Les motivations religieuses n’étaient donc pas forcément au cœur de leur engagement lorsqu’ils amenèrent des enfants juifs à la mosquée de Paris pour les soustraire aux rafles, avec l’accord et le soutien de son recteur, Si Kaddour Benghabrit. Les persécutés y trouvèrent asile, en majorité des enfants, mais aussi parfois leurs parents ainsi que nombre de parachutistes anglais. La mosquée fournissait un sanctuaire permettant d’organiser leur évacuation vers la zone libre ou le Maghreb. Ils étaient alors dissimulés sous une identité algérienne quitte à leur fournir de faux papiers par le biais de la mosquée. L’immigration maghrébine étant essentiellement le fait d’hommes seuls, faire passer des enfants juifs pour des enfants algériens n’était pas sans risque. Cacher une personne vouée au camp de la mort revenait à risquer le même sort.

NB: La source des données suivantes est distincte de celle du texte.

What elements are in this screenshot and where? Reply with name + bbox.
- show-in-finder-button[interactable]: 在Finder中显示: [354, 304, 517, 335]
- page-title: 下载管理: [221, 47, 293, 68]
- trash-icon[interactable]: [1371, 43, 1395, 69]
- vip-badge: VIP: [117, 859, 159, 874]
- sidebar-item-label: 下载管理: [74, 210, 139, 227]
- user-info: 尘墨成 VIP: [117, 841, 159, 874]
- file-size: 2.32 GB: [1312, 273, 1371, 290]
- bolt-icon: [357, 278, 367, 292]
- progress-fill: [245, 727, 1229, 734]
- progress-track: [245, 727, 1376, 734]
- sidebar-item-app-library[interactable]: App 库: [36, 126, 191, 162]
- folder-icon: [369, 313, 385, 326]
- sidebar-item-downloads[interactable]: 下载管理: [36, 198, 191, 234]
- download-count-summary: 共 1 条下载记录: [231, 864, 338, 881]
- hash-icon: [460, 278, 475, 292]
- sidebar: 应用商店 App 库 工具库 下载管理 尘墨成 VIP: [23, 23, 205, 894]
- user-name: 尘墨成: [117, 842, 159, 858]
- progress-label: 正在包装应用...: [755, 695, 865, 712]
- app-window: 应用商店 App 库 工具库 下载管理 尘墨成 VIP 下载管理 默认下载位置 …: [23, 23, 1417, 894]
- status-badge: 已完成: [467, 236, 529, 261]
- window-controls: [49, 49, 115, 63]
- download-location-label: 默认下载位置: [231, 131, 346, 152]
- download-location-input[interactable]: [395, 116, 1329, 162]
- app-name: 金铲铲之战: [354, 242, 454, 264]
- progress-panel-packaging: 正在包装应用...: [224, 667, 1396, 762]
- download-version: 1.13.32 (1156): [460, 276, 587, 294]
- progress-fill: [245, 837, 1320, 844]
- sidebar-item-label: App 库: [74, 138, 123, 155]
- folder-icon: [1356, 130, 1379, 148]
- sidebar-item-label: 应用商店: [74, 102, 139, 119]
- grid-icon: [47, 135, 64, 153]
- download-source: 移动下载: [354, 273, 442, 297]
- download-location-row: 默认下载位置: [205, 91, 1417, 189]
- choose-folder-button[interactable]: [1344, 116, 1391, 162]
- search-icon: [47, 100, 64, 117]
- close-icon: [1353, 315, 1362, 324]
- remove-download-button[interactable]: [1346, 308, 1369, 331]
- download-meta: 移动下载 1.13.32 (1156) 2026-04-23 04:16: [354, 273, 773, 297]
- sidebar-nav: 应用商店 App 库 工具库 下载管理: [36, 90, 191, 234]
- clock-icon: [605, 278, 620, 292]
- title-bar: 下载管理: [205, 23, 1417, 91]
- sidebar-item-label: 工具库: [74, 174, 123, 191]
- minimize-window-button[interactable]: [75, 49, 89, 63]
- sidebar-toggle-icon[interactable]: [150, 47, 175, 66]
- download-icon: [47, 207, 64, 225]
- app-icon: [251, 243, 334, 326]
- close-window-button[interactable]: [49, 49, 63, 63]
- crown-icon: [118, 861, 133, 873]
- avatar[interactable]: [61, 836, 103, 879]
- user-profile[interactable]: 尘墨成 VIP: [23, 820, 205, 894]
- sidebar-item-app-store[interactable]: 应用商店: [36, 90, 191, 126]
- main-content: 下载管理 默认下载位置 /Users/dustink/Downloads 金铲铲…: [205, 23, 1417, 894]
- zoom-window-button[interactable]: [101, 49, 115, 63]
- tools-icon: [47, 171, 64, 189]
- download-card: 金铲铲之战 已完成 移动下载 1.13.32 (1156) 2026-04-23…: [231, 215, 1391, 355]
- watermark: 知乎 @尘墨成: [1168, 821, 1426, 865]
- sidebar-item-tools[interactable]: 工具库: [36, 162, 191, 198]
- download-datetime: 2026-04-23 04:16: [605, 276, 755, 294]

Dans un tract écrit en kabyle durant ces années noires, intitulé « Comme tous nos enfants », on peut lire ceci : « Hier, à l’aube, les juifs de Paris ont été arrêtés, les vieillards, les femmes comme les enfants, en exil comme nous, ouvriers comme nous, ce sont nos frères et leurs enfants sont nos enfants. Si quelqu’un d’entre vous rencontre un de ces enfants, il doit lui donner asile et protection, le temps que le malheur passe. »

Derri Berkani, cinéaste français d’origine algérienne, relate ces faits dans son film « Une résistance oubliée, la Mosquée de Paris ». Dans ce documentaire, le docteur Assouline, un des liens entre les résistants algériens et la population juive, témoigne : il comptabilise 1600 cartes alimentaires (une par personne) qu’il avait fournies à la Mosquée de Paris pour les juifs qui y avaient trouvé refuge. Les souches de ces mêmes tickets donnent le chiffre de 1732 en comptant les parachutistes anglais que la mosquée a abrités.

Un appel à témoin de juifs sauvés par la Mosquée de Paris entre 1942 et 1944 a été lancé en 2005 pour que la médaille des Justes soit remise aux descendants de Si Kaddour Benghabrit par le mémorial Yad Vashem. Si la démarche aboutit, il sera le premier Maghrébin à recevoir à titre posthume une des plus hautes distinctions conférées par l’Etat hébreux. Que ce soit par compassion envers les souffrances des Palestiniens où pour le droit d’Israël à exister, certains Français entretiennent un lien émotionnel fort avec le conflit israélo-palestien. En attendant de trouver de l’espoir dans le futur, trouvons-le dans le passé.